S. 40(a)(ia): Argument that the disallowance for
want of TDS can be made only for amounts "payable" as of 31st March
and not for those already "paid" is not correct. In Liminie dismissal
of SLP in Vector Shipping does not mean Supreme Court has confirmed the view of
the HC. However, ITAT to consider whether payees have already paid tax.
(i) The introduction of Section
40(a)(ia) had achieved the objective of augmenting the TDS to a substantial
extent. When the provisions and procedures relating to TDS are scrupulously
applied, it also ensured the identification of the payees thereby confirming
the network of assessees and that once the assessees are identified it would
enable the tax collection machinery to bring within its fold all such persons
who are liable to come within the network of tax payers. These objects also
indicate the legislative intent that the requirement of deducting tax at source
is mandatory.
(ii) The argument that
section 40(a)(ia) relates only to assessees who follow the mercantile system
and does not pertain to the assessees who follow the cash system is not
acceptable. The purpose of the section is to ensure the recovery of tax. We see
no indication in the section that this object was confined to the recovery of
tax from a particular type of assessee following a particular accounting
practice.
(iii) The argument that
section 40(a)(ia) applies only to amounts which are “payable” and not to
amounts that are already “paid” is also not acceptable (Commissioner of Income Tax vs. Crescent Export Syndicate (2013)

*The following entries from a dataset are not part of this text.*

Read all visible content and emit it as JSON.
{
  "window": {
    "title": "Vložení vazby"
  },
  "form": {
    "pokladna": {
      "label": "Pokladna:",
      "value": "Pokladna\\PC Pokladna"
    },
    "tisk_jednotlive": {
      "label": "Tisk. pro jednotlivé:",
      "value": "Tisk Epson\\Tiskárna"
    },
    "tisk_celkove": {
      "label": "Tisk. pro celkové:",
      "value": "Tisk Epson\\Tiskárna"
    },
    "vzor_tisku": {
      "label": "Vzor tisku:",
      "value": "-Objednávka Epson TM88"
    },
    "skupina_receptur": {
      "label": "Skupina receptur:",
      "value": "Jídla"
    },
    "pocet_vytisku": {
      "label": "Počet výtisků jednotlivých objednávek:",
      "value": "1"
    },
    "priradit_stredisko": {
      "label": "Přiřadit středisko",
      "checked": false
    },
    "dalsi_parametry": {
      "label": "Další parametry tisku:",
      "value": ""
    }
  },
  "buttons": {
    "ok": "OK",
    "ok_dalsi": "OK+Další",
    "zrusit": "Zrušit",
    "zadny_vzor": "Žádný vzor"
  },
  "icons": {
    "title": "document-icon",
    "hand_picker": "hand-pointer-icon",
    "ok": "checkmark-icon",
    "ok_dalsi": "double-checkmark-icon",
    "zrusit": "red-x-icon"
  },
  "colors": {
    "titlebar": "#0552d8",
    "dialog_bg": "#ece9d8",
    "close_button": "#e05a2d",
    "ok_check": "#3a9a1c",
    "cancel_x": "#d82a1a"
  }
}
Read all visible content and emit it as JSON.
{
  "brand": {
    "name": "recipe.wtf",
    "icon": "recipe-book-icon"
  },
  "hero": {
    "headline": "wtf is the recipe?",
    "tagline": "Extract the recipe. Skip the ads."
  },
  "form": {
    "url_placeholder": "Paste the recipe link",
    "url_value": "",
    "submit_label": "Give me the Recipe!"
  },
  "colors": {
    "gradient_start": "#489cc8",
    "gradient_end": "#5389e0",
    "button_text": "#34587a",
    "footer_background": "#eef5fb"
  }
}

216 Taxman 258 (Cal) and Commissioner of Income Tax vs.
Sikandar Khan N. Tunwar (2013) 357 ITR 312 (Guj) followed)
(iv) Though in Commissioner of Income Tax vs. M/s Vector Shipping Services (P)
Ltd (2013)262 CTR (All) 545, 357 ITR 642 it was held that no
disallowance could be made u/s 40(a)(ia) as no amount remained payable at the
year end and the Special Bench decision of the Tribunal in Merilyn Shipping & Transports, 136 ITD 23 (SB)
(Vishakhapatnam) was noted, this cannot be agreed with as there is no reasoning
for the finding. The dismissal of the department’s petition for special
leave to appeal (SLP) was in limine. The dismissal of the SLP, therefore,
does not confirm the view of the Allahabad High Court. As held by the Supreme
Court inV.M. Salgaocar & Bros. (P) Ltd., etc. Vs. Commissioner of
Income Tax, etc. (2000) 243 ITR 383 (SC) and in Supreme Court Employees Welfare Association vs. Union of India (1989)
4 SCC 187, when an SLP is summarily dismissed under Article 136 of the
Constitution, the Court does not lay down any law and that the dismissal of an
SLP in limine by a non speaking order does not justify any inference that the
contentions raised on the merits of the case have been rejected.